SalmonOnFinnCrisp · 11/01/2026 08:16

Zippidydoodah · 11/01/2026 08:15

If this keeps happening, then it’s ultimatum time. Don’t have your children growing up in a house with an alcoholic parent.

i also wonder if he’s meant to be looking after the kids today while you work…?

Indeed...

I think now today is prob ultimatum time. Its not normal.

llamashoe · 11/01/2026 08:17

I used to do this. Not very often but if i went out with friends id pretty much always drink too much and be sick. My husband never complained but i knew it was problematic. Im now 3 years sober. YANBU.

Endofyear · 11/01/2026 08:27

Of course you're not being unreasonable! He obviously doesn't know his limits and needs to grow up! I don't think I've been sick from drink since I was about 17 - because as an adult I know how to moderate my drinking and pace myself on a night out!

Whaleandsnail6 · 11/01/2026 08:46

Yanbu. I'd find this really repulsive.

I also don't think there is any reason for anyone who is not new to drinking alcohol to be drinking to the point of vomiting. Surely, once you have drank a few times, you know your limits.

And if you find you suddenly can't handle alcohol, and vomiting is a new thing, then stop drinking...how is it fun to end the night a puking mess?! For you or anyone who has to listen/smell/see it

But I have a very low tolerance for drunk people and can't stand to be around them so I'm probably unreasonable myself in this attitude!
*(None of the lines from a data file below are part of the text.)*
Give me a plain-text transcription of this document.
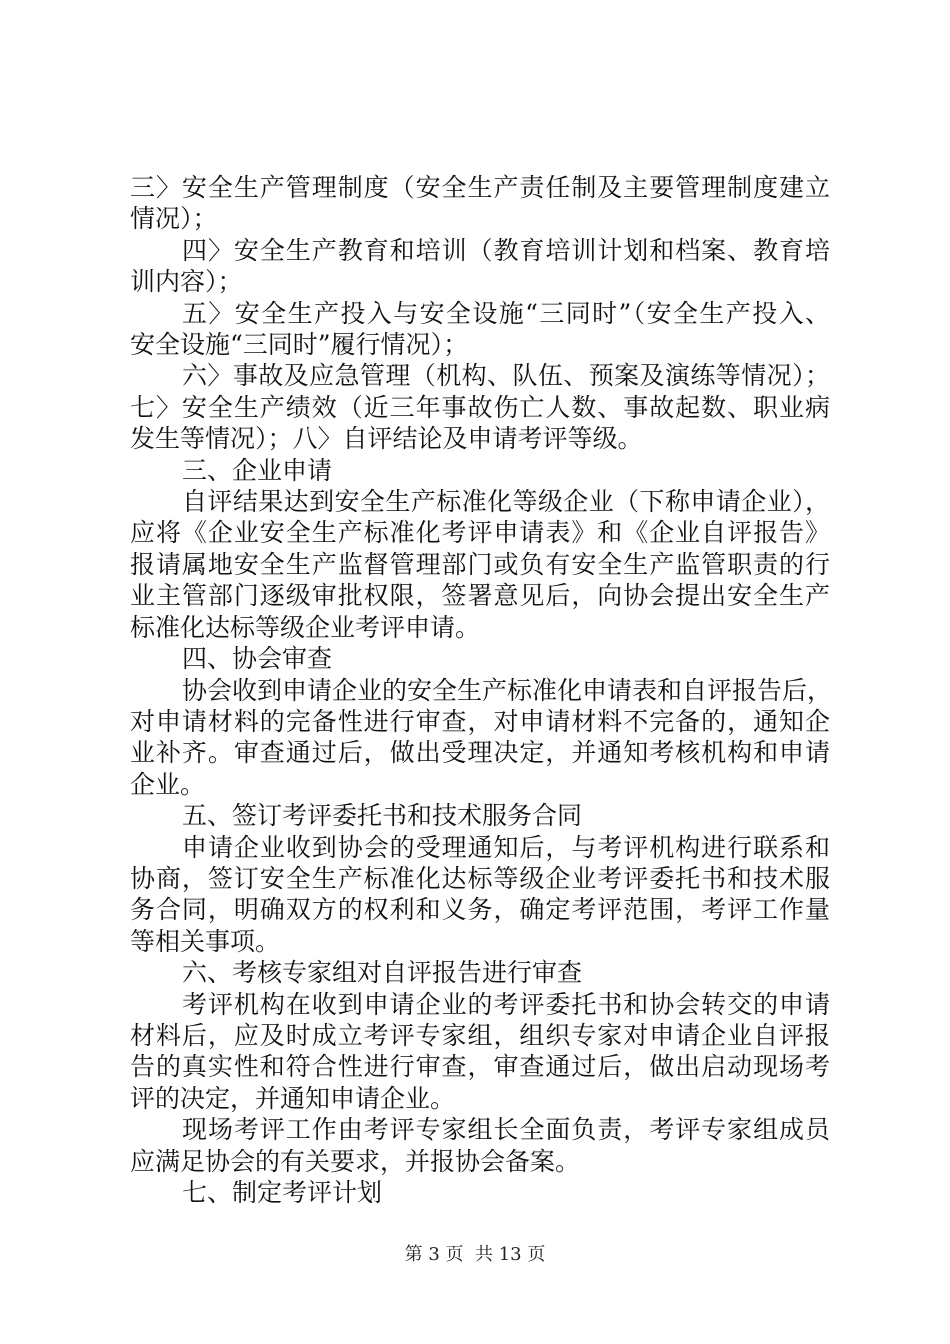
三〉安全生产管理制度（安全生产责任制及主要管理制度建立
情况）；
四〉安全生产教育和培训（教育培训计划和档案、教育培
训内容）；
五〉安全生产投入与安全设施“三同时”（安全生产投入、
安全设施“三同时”履行情况）；
六〉事故及应急管理（机构、队伍、预案及演练等情况）；
七〉安全生产绩效（近三年事故伤亡人数、事故起数、职业病
发生等情况）；八〉自评结论及申请考评等级。
三、企业申请
自评结果达到安全生产标准化等级企业（下称申请企业），
应将《企业安全生产标准化考评申请表》和《企业自评报告》
报请属地安全生产监督管理部门或负有安全生产监管职责的行
业主管部门逐级审批权限，签署意见后，向协会提出安全生产
标准化达标等级企业考评申请。
四、协会审查
协会收到申请企业的安全生产标准化申请表和自评报告后，
对申请材料的完备性进行审查，对申请材料不完备的，通知企
业补齐。审查通过后，做出受理决定，并通知考核机构和申请
企业。
五、签订考评委托书和技术服务合同
申请企业收到协会的受理通知后，与考评机构进行联系和
协商，签订安全生产标准化达标等级企业考评委托书和技术服
务合同，明确双方的权利和义务，确定考评范围，考评工作量
等相关事项。
六、考核专家组对自评报告进行审查
考评机构在收到申请企业的考评委托书和协会转交的申请
材料后，应及时成立考评专家组，组织专家对申请企业自评报
告的真实性和符合性进行审查，审查通过后，做出启动现场考
评的决定，并通知申请企业。
现场考评工作由考评专家组长全面负责，考评专家组成员
应满足协会的有关要求，并报协会备案。
七、制定考评计划
第 3 页  共 13 页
ChikinLikin · 11/01/2026 08:51

Repulsive.

Sweetiedarling7 · 11/01/2026 08:53

I did this once in my twenties. It ended my occasional binge drinking (which was due to social anxiety) because I was so mortified and because I was frightened by the fact that I could not remember large chunks of the night including getting undressed or into bed.
I have never been drunk since and am now in my fifties.

This is very immature, unreasonable and risky behaviour. It is self poisoning. Hence your body trying to rid itself of the poison.

I couldn’t live with someone who did this repeatedly.

MrsDoubtingMyself · 11/01/2026 08:55

If he can't control his alcohol intake I'd suggest that he stays elsewhere after drinking. He comes home once he's sobered up.